I quote from a sophomore essay in Princeton's undergraduate foreign affairs magazine, in part because it presents this mind-set so clearly. The claim that Iran will not come to the negotiating table is dubious; it is not Iran but the current administration which is unwilling to negotiate. However, since it is doubtful Iran will concede anything, the point is less than it might be.
But what interests me is the confident assumpttion: we can rely on the Iranian government, or indeed a statesman in general, not acting contrary to the immediate material interest of his state. From that we go into this application of game theory, and the art of making offers Iran can't refuse.
I don't blame a sophomore for believing this; it is a novel and illuminating picture of the world, and I'm sure some of the eminent realists Woody Woo has been hiring lately present it with great vigor; the only problem with it is that it does not describe reality; and there are all too many, no longer sophomores, who believe it.
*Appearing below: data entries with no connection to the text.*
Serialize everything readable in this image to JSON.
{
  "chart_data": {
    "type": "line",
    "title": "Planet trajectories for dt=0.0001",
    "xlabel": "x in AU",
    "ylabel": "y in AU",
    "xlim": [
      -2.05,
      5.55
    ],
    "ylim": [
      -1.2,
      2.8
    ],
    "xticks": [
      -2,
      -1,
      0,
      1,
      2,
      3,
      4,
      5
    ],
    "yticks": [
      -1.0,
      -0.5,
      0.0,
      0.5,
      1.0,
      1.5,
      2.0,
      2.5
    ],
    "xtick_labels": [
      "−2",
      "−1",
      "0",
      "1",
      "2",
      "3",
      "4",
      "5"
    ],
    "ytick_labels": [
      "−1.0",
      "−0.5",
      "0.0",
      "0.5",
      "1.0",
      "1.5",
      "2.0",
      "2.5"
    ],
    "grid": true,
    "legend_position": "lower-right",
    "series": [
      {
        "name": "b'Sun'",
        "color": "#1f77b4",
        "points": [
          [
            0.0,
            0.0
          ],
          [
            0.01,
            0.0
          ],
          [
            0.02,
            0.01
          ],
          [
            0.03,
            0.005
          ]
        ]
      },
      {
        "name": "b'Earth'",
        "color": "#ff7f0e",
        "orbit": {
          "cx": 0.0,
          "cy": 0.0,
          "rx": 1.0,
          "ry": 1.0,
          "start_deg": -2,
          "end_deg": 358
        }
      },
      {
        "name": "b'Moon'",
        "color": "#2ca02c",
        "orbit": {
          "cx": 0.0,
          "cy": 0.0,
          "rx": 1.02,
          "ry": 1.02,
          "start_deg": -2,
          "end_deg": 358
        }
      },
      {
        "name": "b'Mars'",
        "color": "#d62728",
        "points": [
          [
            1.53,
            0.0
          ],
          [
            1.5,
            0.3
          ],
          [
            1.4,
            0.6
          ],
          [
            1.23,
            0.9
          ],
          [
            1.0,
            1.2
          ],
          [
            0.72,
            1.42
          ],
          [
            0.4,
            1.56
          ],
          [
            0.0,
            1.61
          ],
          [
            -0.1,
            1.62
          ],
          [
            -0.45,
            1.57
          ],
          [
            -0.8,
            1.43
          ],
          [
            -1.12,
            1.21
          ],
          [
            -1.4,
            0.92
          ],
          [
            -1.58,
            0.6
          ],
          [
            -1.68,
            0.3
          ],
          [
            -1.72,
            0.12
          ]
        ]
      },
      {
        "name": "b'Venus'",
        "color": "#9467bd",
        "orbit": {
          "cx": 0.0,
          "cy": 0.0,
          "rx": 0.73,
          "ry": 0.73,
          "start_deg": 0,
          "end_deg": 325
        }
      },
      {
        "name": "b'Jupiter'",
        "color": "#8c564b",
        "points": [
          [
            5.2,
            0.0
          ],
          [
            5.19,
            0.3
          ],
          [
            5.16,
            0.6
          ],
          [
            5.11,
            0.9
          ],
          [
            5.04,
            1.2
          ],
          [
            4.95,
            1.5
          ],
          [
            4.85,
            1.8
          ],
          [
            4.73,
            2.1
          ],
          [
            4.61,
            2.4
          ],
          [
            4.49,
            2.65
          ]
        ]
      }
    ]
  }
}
Statesmen do act in ways harmful to the immediate net interest of their states; five empires willingly engaged in war in 1914; three of them were destroyed, and the gains to the survivors scarcely made up for the loss of capital and lives in the fighting. It would be interesting to make up a history of the world made up of such cases; it might, with enough cynicism, include almost all of human history. But I mean more than this; all parties in WWI vastly underestimated the costs, and overestimated the chances and profits of victory.
Statesmen have chosen to go to war (and do other things, but war is the most obvious) when it was obvious when they did so that it would cost more than the terms of peace they were being offered. The current Gaza disaster may be an example, both sides of it; but there is an even clearer instance from our own history:
James K. Polk offered to buy California and New Mexico before the Mexican War; if he got his deal, he wouldn't go to war. He made the same mistake our sophomore does; his diary notes that he did not expect to have to fight, because the Mexicans would settle. They did not; they lost; they had to give up the same land, for less money. And it was predictable this would happen; the British minister in Mexico City, and the former Minister of Foreign Affairs, both warned them, and recommended they give in.
Realists may say that all concerned had no choice: if they ducked the war, they would fall from power anyway. I'm not sure that's true; there's an argument that Ehud Barak and Labor are doing best from this war, for example, not Kadima. But this does not save the argument we began with; Ahmedinejad may be similarly forced to fight rather than surrender the national pride.